Does gup_fast walking increment the mm_users? Or is it a requirement of
the calling code? I can't seem to find where this happens.

> For the case of multiple users we have an mmu_table_batch structure
> that holds references to pages that should be freed at a later point.

Yes.

> This batch is contained on a page that is allocated on the fly. If, for
> any reason, we can't allocate the batch container we fallback to a slow
> path which is to issue an IPI (via tlb_remove_table_one). This IPI will
> block on the gup walker. We need this fallback behaviour on ARM/ARM64.

That's my main point: this batch page allocation on the fly for table
pages happens in tlb_remove_table(). With your patch for arm64
HAVE_RCU_TABLE_FREE, I can comment out tlb_remove_table() and it
compiles just fine because you don't call it from functions like
__pte_free_tlb() (as powerpc and sparc do). The __tlb_remove_page() that
we currently use doesn't give us any RCU protection here.
Peter Zijlstra May 1, 2014, 9:57 a.m. UTC | #7
On Thu, May 01, 2014 at 10:52:47AM +0100, Catalin Marinas wrote:
> Does gup_fast walking increment the mm_users? Or is it a requirement of
> the calling code? I can't seem to find where this happens.

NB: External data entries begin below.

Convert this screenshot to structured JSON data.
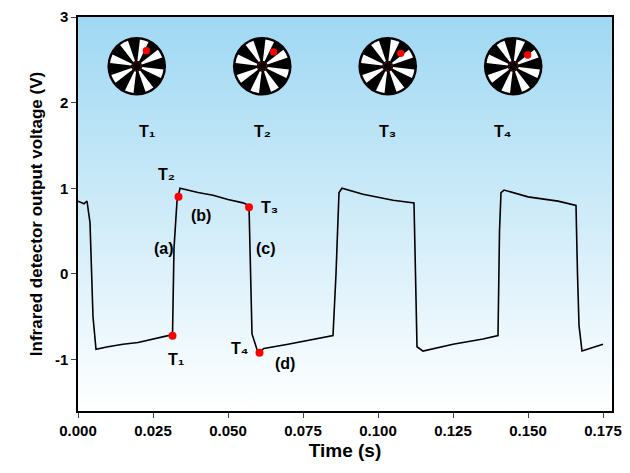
{
  "chart_data": {
    "type": "line",
    "xlabel": "Time (s)",
    "ylabel": "Infrared detector output voltage (V)",
    "xlim": [
      0,
      0.178
    ],
    "ylim": [
      -1.6,
      3
    ],
    "xticks": [
      {
        "value": 0,
        "label": "0.000"
      },
      {
        "value": 0.025,
        "label": "0.025"
      },
      {
        "value": 0.05,
        "label": "0.050"
      },
      {
        "value": 0.075,
        "label": "0.075"
      },
      {
        "value": 0.1,
        "label": "0.100"
      },
      {
        "value": 0.125,
        "label": "0.125"
      },
      {
        "value": 0.15,
        "label": "0.150"
      },
      {
        "value": 0.175,
        "label": "0.175"
      }
    ],
    "yticks": [
      -1,
      0,
      1,
      2,
      3
    ],
    "grid": false,
    "series": [
      {
        "type": "line",
        "color": "#000000",
        "x": [
          0,
          0.002,
          0.003,
          0.004,
          0.005,
          0.006,
          0.01,
          0.015,
          0.02,
          0.025,
          0.03,
          0.0315,
          0.032,
          0.033,
          0.034,
          0.04,
          0.045,
          0.05,
          0.055,
          0.057,
          0.0575,
          0.058,
          0.06,
          0.062,
          0.07,
          0.08,
          0.085,
          0.086,
          0.087,
          0.088,
          0.095,
          0.105,
          0.112,
          0.1125,
          0.113,
          0.115,
          0.125,
          0.135,
          0.14,
          0.1405,
          0.141,
          0.142,
          0.15,
          0.16,
          0.166,
          0.1665,
          0.167,
          0.168,
          0.172,
          0.175
        ],
        "values": [
          0.85,
          0.82,
          0.85,
          0.6,
          -0.5,
          -0.88,
          -0.85,
          -0.82,
          -0.8,
          -0.76,
          -0.72,
          -0.72,
          0.3,
          0.85,
          1.0,
          0.95,
          0.92,
          0.87,
          0.83,
          0.8,
          0.0,
          -0.7,
          -0.92,
          -0.87,
          -0.82,
          -0.75,
          -0.72,
          0.0,
          0.95,
          1.0,
          0.93,
          0.86,
          0.83,
          0.0,
          -0.85,
          -0.9,
          -0.82,
          -0.76,
          -0.72,
          0.5,
          0.95,
          0.98,
          0.9,
          0.85,
          0.8,
          0.0,
          -0.6,
          -0.9,
          -0.85,
          -0.82
        ]
      },
      {
        "type": "scatter",
        "color": "#ff0000",
        "marker": "circle",
        "x": [
          0.0315,
          0.0335,
          0.057,
          0.0605
        ],
        "values": [
          -0.72,
          0.9,
          0.78,
          -0.92
        ],
        "labels": [
          "T₁",
          "T₂",
          "T₃",
          "T₄"
        ]
      }
    ],
    "annotations": [
      {
        "text": "(a)",
        "x": 0.0285,
        "y": 0.3
      },
      {
        "text": "(b)",
        "x": 0.041,
        "y": 0.68
      },
      {
        "text": "(c)",
        "x": 0.0625,
        "y": 0.3
      },
      {
        "text": "(d)",
        "x": 0.069,
        "y": -1.05
      }
    ],
    "inset_labels": [
      "T₁",
      "T₂",
      "T₃",
      "T₄"
    ]
  }
}
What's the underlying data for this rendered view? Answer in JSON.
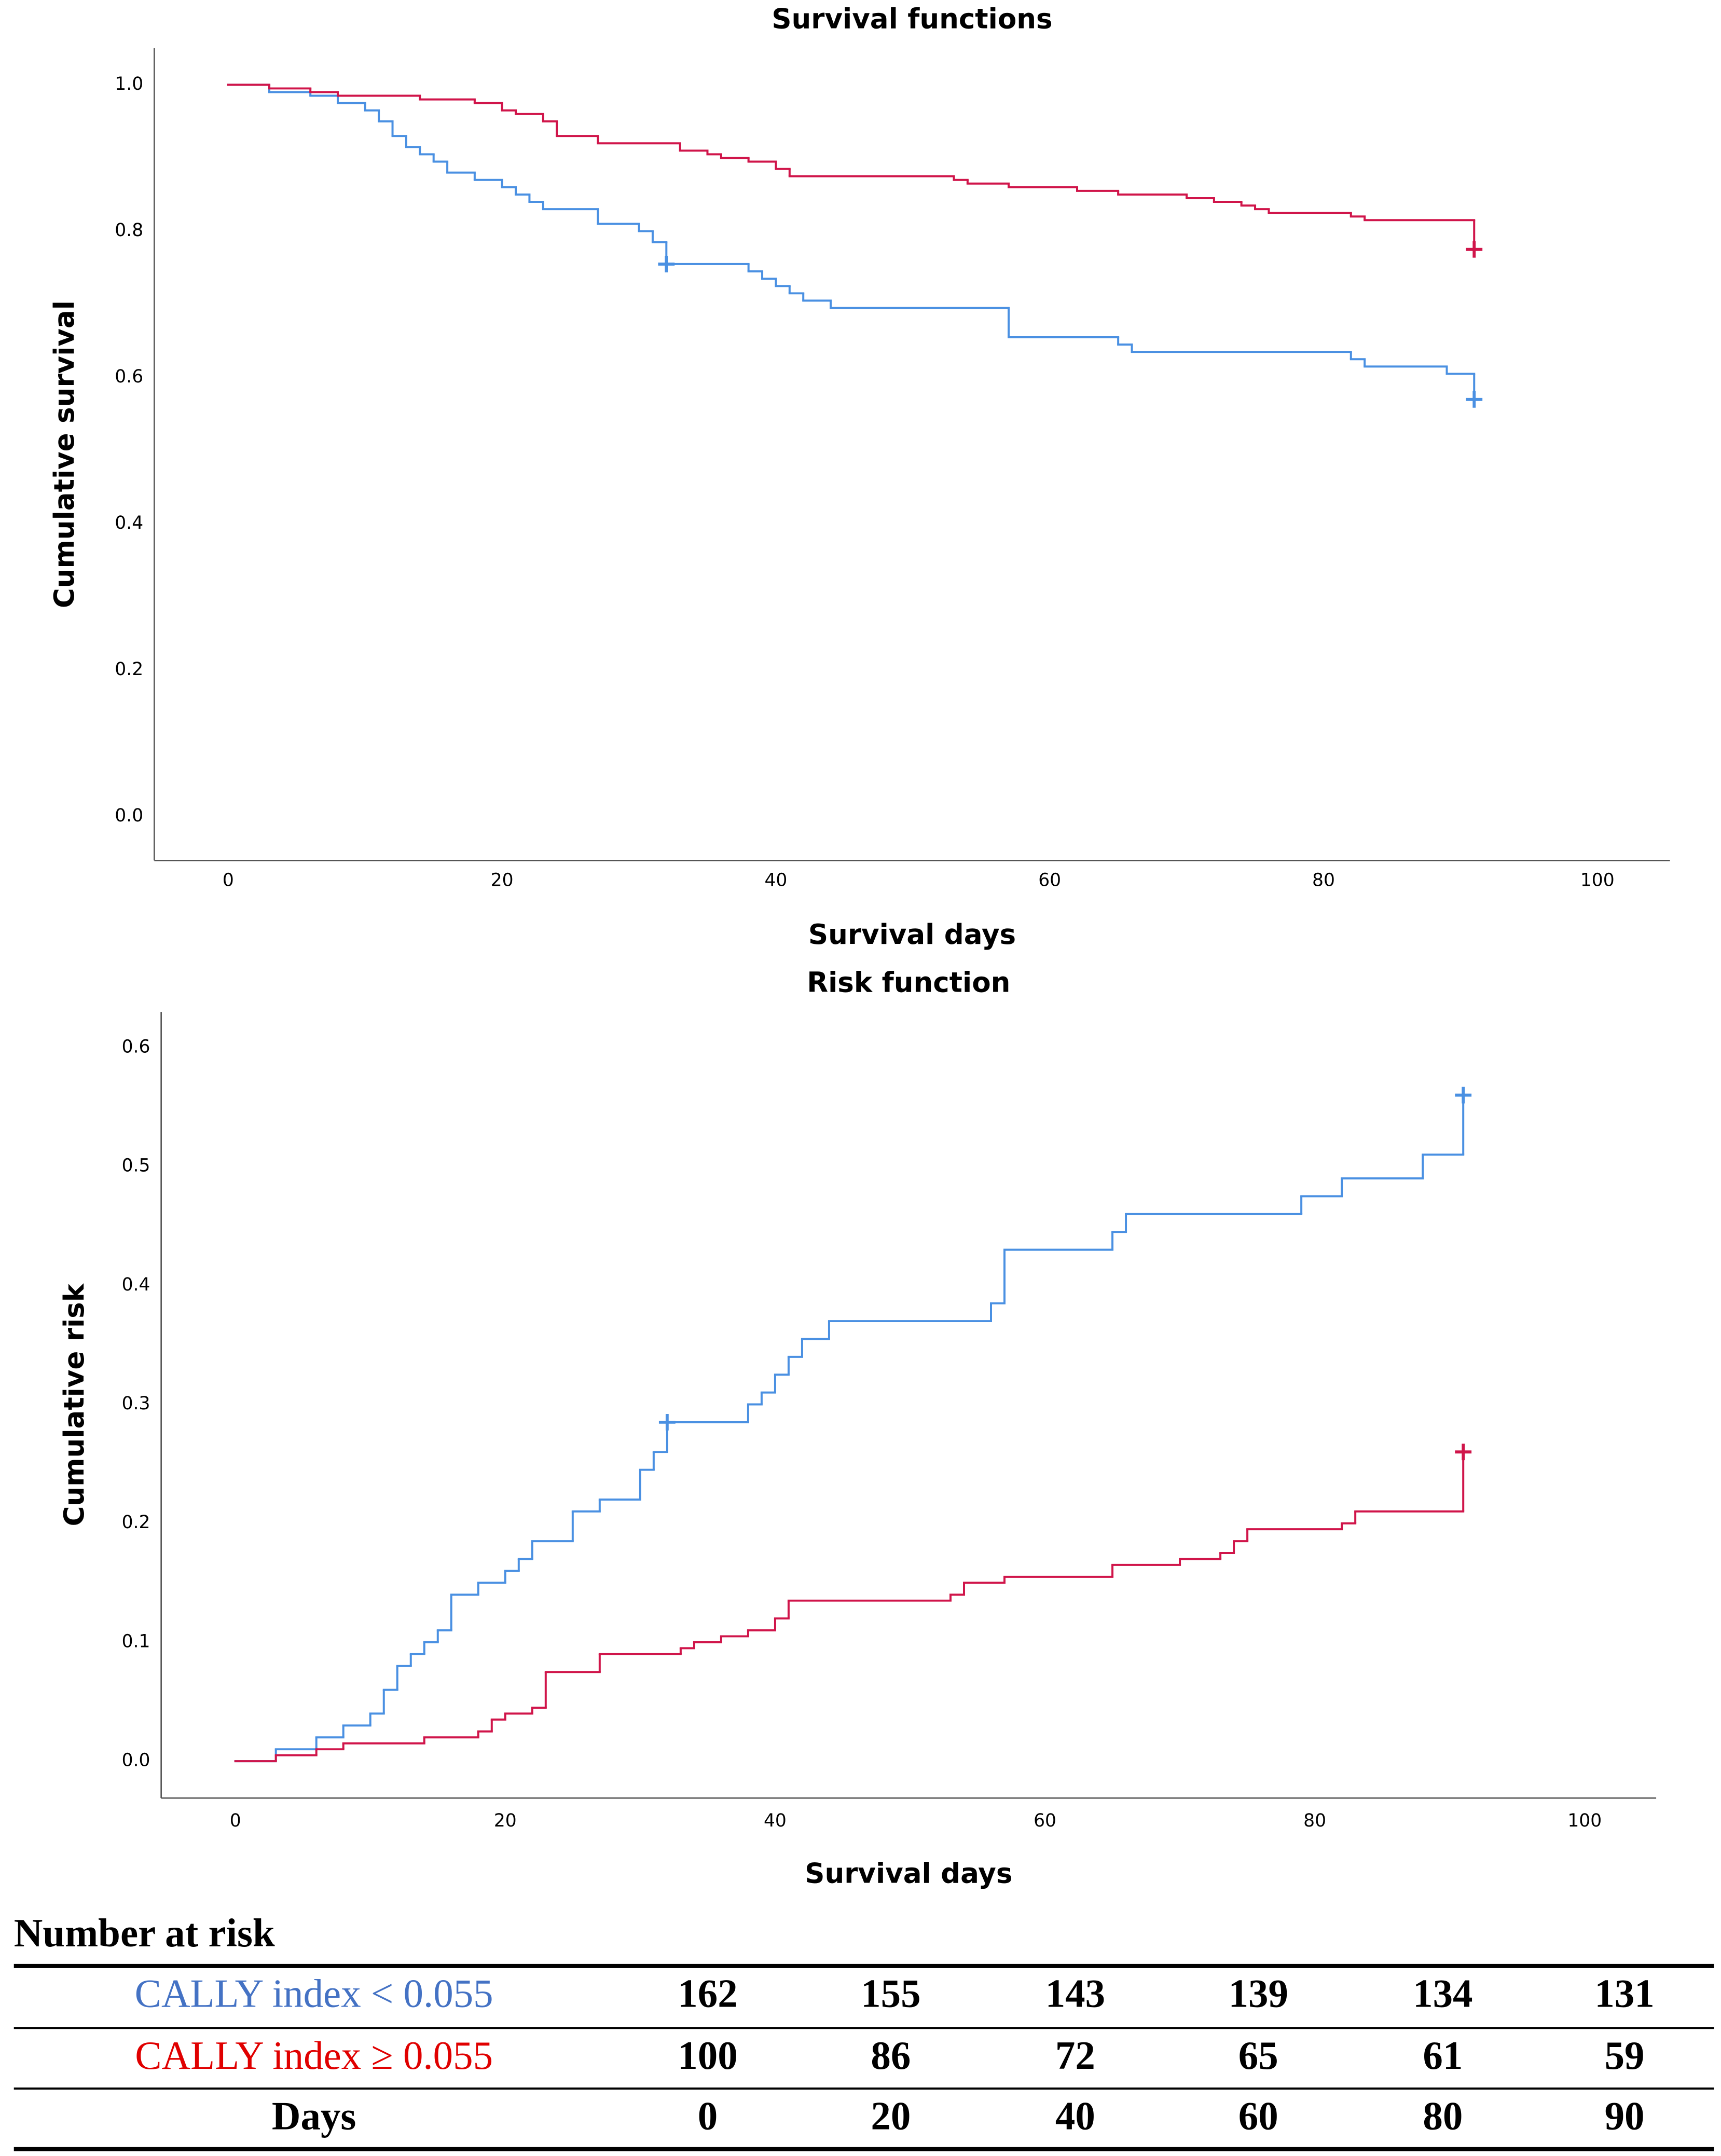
{
  "chart_data": [
    {
      "type": "step",
      "title": "Survival functions",
      "x_label": "Survival days",
      "y_label": "Cumulative survival",
      "xlim": [
        -5.4,
        105.3
      ],
      "ylim": [
        -0.06,
        1.05
      ],
      "xticks": [
        0,
        20,
        40,
        60,
        80,
        100
      ],
      "yticks": [
        {
          "value": 0,
          "label": "0.0"
        },
        {
          "value": 0.2,
          "label": "0.2"
        },
        {
          "value": 0.4,
          "label": "0.4"
        },
        {
          "value": 0.6,
          "label": "0.6"
        },
        {
          "value": 0.8,
          "label": "0.8"
        },
        {
          "value": 1,
          "label": "1.0"
        }
      ],
      "series": [
        {
          "color": "#4a90e2",
          "x": [
            0,
            3,
            6,
            8,
            10,
            11,
            12,
            13,
            14,
            15,
            16,
            18,
            20,
            21,
            22,
            23,
            27,
            30,
            31,
            32,
            38,
            39,
            40,
            41,
            42,
            44,
            57,
            65,
            66,
            82,
            83,
            89,
            91
          ],
          "values": [
            1.0,
            0.99,
            0.985,
            0.975,
            0.965,
            0.95,
            0.93,
            0.915,
            0.905,
            0.895,
            0.88,
            0.87,
            0.86,
            0.85,
            0.84,
            0.83,
            0.81,
            0.8,
            0.785,
            0.755,
            0.745,
            0.735,
            0.725,
            0.715,
            0.705,
            0.695,
            0.655,
            0.645,
            0.635,
            0.625,
            0.615,
            0.605,
            0.57
          ],
          "censored_x": [
            32,
            91
          ],
          "censored_values": [
            0.755,
            0.57
          ]
        },
        {
          "color": "#d0154a",
          "x": [
            0,
            3,
            6,
            8,
            14,
            18,
            20,
            21,
            23,
            24,
            27,
            33,
            35,
            36,
            38,
            40,
            41,
            53,
            54,
            57,
            62,
            65,
            70,
            72,
            74,
            75,
            76,
            82,
            83,
            91
          ],
          "values": [
            1.0,
            0.995,
            0.99,
            0.985,
            0.98,
            0.975,
            0.965,
            0.96,
            0.95,
            0.93,
            0.92,
            0.91,
            0.905,
            0.9,
            0.895,
            0.885,
            0.875,
            0.87,
            0.865,
            0.86,
            0.855,
            0.85,
            0.845,
            0.84,
            0.835,
            0.83,
            0.825,
            0.82,
            0.815,
            0.775
          ],
          "censored_x": [
            91
          ],
          "censored_values": [
            0.775
          ]
        }
      ]
    },
    {
      "type": "step",
      "title": "Risk function",
      "x_label": "Survival days",
      "y_label": "Cumulative risk",
      "xlim": [
        -5.5,
        105.3
      ],
      "ylim": [
        -0.031,
        0.63
      ],
      "xticks": [
        0,
        20,
        40,
        60,
        80,
        100
      ],
      "yticks": [
        {
          "value": 0,
          "label": "0.0"
        },
        0.1,
        0.2,
        0.3,
        0.4,
        0.5,
        0.6
      ],
      "series": [
        {
          "color": "#4a90e2",
          "x": [
            0,
            3,
            6,
            8,
            10,
            11,
            12,
            13,
            14,
            15,
            16,
            18,
            20,
            21,
            22,
            25,
            27,
            30,
            31,
            32,
            38,
            39,
            40,
            41,
            42,
            44,
            56,
            57,
            65,
            66,
            79,
            82,
            88,
            91
          ],
          "values": [
            0,
            0.01,
            0.02,
            0.03,
            0.04,
            0.06,
            0.08,
            0.09,
            0.1,
            0.11,
            0.14,
            0.15,
            0.16,
            0.17,
            0.185,
            0.21,
            0.22,
            0.245,
            0.26,
            0.285,
            0.3,
            0.31,
            0.325,
            0.34,
            0.355,
            0.37,
            0.385,
            0.43,
            0.445,
            0.46,
            0.475,
            0.49,
            0.51,
            0.56
          ],
          "censored_x": [
            32,
            91
          ],
          "censored_values": [
            0.285,
            0.56
          ]
        },
        {
          "color": "#d0154a",
          "x": [
            0,
            3,
            6,
            8,
            14,
            18,
            19,
            20,
            22,
            23,
            27,
            33,
            34,
            36,
            38,
            40,
            41,
            53,
            54,
            57,
            65,
            70,
            73,
            74,
            75,
            82,
            83,
            91
          ],
          "values": [
            0,
            0.005,
            0.01,
            0.015,
            0.02,
            0.025,
            0.035,
            0.04,
            0.045,
            0.075,
            0.09,
            0.095,
            0.1,
            0.105,
            0.11,
            0.12,
            0.135,
            0.14,
            0.15,
            0.155,
            0.165,
            0.17,
            0.175,
            0.185,
            0.195,
            0.2,
            0.21,
            0.26
          ],
          "censored_x": [
            91
          ],
          "censored_values": [
            0.26
          ]
        }
      ]
    }
  ],
  "table": {
    "title": "Number at risk",
    "row_colors": [
      "#4472c4",
      "#e00000",
      "#000000"
    ],
    "rows": [
      [
        "CALLY index < 0.055",
        "162",
        "155",
        "143",
        "139",
        "134",
        "131"
      ],
      [
        "CALLY index ≥ 0.055",
        "100",
        "86",
        "72",
        "65",
        "61",
        "59"
      ],
      [
        "Days",
        "0",
        "20",
        "40",
        "60",
        "80",
        "90"
      ]
    ]
  }
}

No, its not required at all. One should only walk current->mm with
gup_fast, any other usage is broken.

And by delaying TLB shootdown, either through disabling IRQs and
stalling IPIs or by using RCU freeing, you're guaranteed your own page
tables won't disappear underneath your feet.
Catalin Marinas May 1, 2014, 10:04 a.m. UTC | #8
On Thu, May 01, 2014 at 10:57:39AM +0100, Peter Zijlstra wrote:
> On Thu, May 01, 2014 at 10:52:47AM +0100, Catalin Marinas wrote:
> > Does gup_fast walking increment the mm_users? Or is it a requirement of
> > the calling code? I can't seem to find where this happens.
> 
> No, its not required at all. One should only walk current->mm with
> gup_fast, any other usage is broken.

OK, I get it now.

> And by delaying TLB shootdown, either through disabling IRQs and
> stalling IPIs or by using RCU freeing, you're guaranteed your own page
> tables won't disappear underneath your feet.

And for RCU to work, we still need to use the full tlb_remove_table()
logic (Steve's patches just use tlb_remove_page() for table freeing).

Thanks.
Steve Capper May 1, 2014, 10:15 a.m. UTC | #9
On Thu, May 01, 2014 at 11:04:15AM +0100, Catalin Marinas wrote:
> On Thu, May 01, 2014 at 10:57:39AM +0100, Peter Zijlstra wrote:
> > On Thu, May 01, 2014 at 10:52:47AM +0100, Catalin Marinas wrote:
> > > Does gup_fast walking increment the mm_users? Or is it a requirement of
> > > the calling code? I can't seem to find where this happens.
> > 
> > No, its not required at all. One should only walk current->mm with
> > gup_fast, any other usage is broken.
> 
> OK, I get it now.
> 
> > And by delaying TLB shootdown, either through disabling IRQs and
> > stalling IPIs or by using RCU freeing, you're guaranteed your own page
> > tables won't disappear underneath your feet.
> 
> And for RCU to work, we still need to use the full tlb_remove_table()
> logic (Steve's patches just use tlb_remove_page() for table freeing).

Yes, I see.
This is a bug in the arm64 patch (arm correctly calls tlb_remove_page),
I think it got ate during a rebase.

I will fix the arm64 activation logic.

Apologies for the confustion,
diff mbox

Patch

diff --git a/arch/arm64/Kconfig b/arch/arm64/Kconfig
index 27bbcfc..6185f95 100644
--- a/arch/arm64/Kconfig
+++ b/arch/arm64/Kconfig
@@ -38,6 +38,7 @@  config ARM64
 	select HAVE_MEMBLOCK
 	select HAVE_PATA_PLATFORM
 	select HAVE_PERF_EVENTS
+	select HAVE_RCU_TABLE_FREE
 	select IRQ_DOMAIN
 	select MODULES_USE_ELF_RELA
 	select NO_BOOTMEM
diff --git a/arch/arm64/include/asm/tlb.h b/arch/arm64/include/asm/tlb.h
index 72cadf5..58a8b78 100644
--- a/arch/arm64/include/asm/tlb.h
+++ b/arch/arm64/include/asm/tlb.h
@@ -22,6 +22,14 @@ 
 
 #include <asm-generic/tlb.h>
 
+#include <linux/pagemap.h>
+#include <linux/swap.h>
+
+static inline void __tlb_remove_table(void *_table)
+{
+	free_page_and_swap_cache((struct page *)_table);
+}
+
 /*
  * There's three ways the TLB shootdown code is used:
  *  1. Unmapping a range of vmas.  See zap_page_range(), unmap_region().